Dann ertönt ein höhnisches Lachen in seinem Ohr. Er wird in eine Ecke gedrängt.
„Sagt euren Herren, sie sollen sie schleunigst in ihre Gewalt bringen. Meiner Erfahrung nach ist ihre Existenz nicht so einfach, wie die Beobachtungsprotokolle vermuten lassen.“ Der Mann zieht seinen Hut und wendet sich zum Gehen.
„Wenn ihr weiter zögert, wird EVER mehr verlieren, als ihnen lieb ist, sobald sie sich entwickelt.“ Schritte verhallen in der Ferne. Die Tür knallt zu, und der Mann im Regenmantel bleibt im Schutt liegen.
„So wichtigtuerisch. Von wegen Rückzieher. Hust… Ich bin euer Vorfahre.“
Er rappelt sich auf und klopft sich den Staub ab. Leider ist der in der Droge enthaltene Stoff noch nicht entdeckt. Laut EVERs Plan sollte es nicht mehr lange dauern, bis sie den Backtracker mit dieser Droge kontrollieren können. Dann wäre auch die Kontrolle über Xavier nicht mehr weit entfernt. Er würde bald die anderen „Regenmäntel“ besiegen und sich dem eigentlichen Plan anschließen.
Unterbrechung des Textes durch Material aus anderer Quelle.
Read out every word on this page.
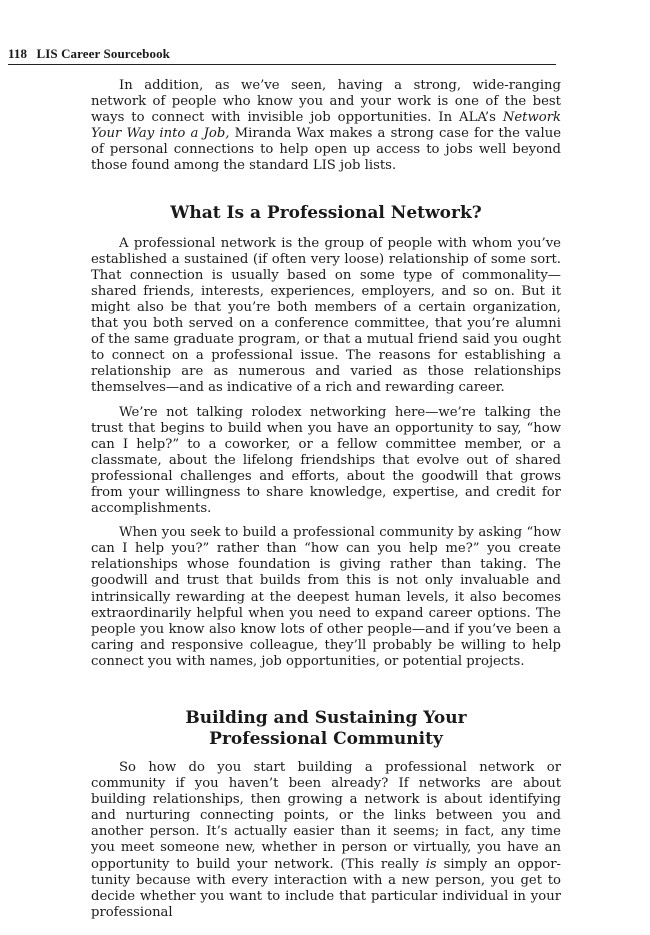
118 LIS Career Sourcebook

In addition, as we’ve seen, having a strong, wide-ranging network of people who know you and your work is one of the best ways to connect with invisible job opportunities. In ALA’s Network Your Way into a Job, Miranda Wax makes a strong case for the value of personal connections to help open up access to jobs well beyond those found among the standard LIS job lists.

What Is a Professional Network?

A professional network is the group of people with whom you’ve established a sustained (if often very loose) relationship of some sort. That connection is usually based on some type of commonality—shared friends, interests, experiences, employers, and so on. But it might also be that you’re both members of a certain organization, that you both served on a conference committee, that you’re alumni of the same graduate program, or that a mutual friend said you ought to connect on a professional issue. The reasons for establishing a relationship are as numerous and varied as those relationships themselves—and as indicative of a rich and rewarding career.

We’re not talking rolodex networking here—we’re talking the trust that begins to build when you have an opportunity to say, “how can I help?” to a coworker, or a fellow committee member, or a classmate, about the lifelong friendships that evolve out of shared professional challenges and efforts, about the goodwill that grows from your willingness to share knowledge, expertise, and credit for accomplishments.

When you seek to build a professional community by asking “how can I help you?” rather than “how can you help me?” you create relationships whose foundation is giving rather than taking. The goodwill and trust that builds from this is not only invaluable and intrinsically rewarding at the deepest human levels, it also becomes extraordinarily helpful when you need to expand career options. The people you know also know lots of other people—and if you’ve been a caring and responsive colleague, they’ll probably be willing to help connect you with names, job opportunities, or potential projects.

Building and Sustaining Your
Professional Community

So how do you start building a professional network or community if you haven’t been already? If networks are about building relationships, then growing a network is about identifying and nurturing connecting points, or the links between you and another person. It’s actually easier than it seems; in fact, any time you meet someone new, whether in person or virtually, you have an opportunity to build your network. (This really is simply an opportunity because with every interaction with a new person, you get to decide whether you want to include that particular individual in your professional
Die EVER-Group hat Talente wie eine so nützliche Lichtklinge schon immer geschätzt. Sie können nicht zulassen, dass sie so leicht zerbricht. Da "Einhorns" Kraft noch nicht vollständig entwickelt ist, ist es völlig in Ordnung, wenn sie etwas von ihre Kraft absorbiert – insbesondere Xaviers. Seine Lichtklinge in ihren Diensten zu stellen und sie zur stärksten Waffe in ihren Händen werden zu lassen, ist etwas, das die Resonanz-Evol problemlos erreichen kann. Xavier wird ihr sicherlich alles von sich geben. Bei diesen Gedanken ist der Mann im Regenmantel sichtlich bewegt und zieht ein Taschentuch hervor, um sich die Tränen aus dem Augenwinkel zu wischen.
Liebe ist wahrlich etwas Wunderbares.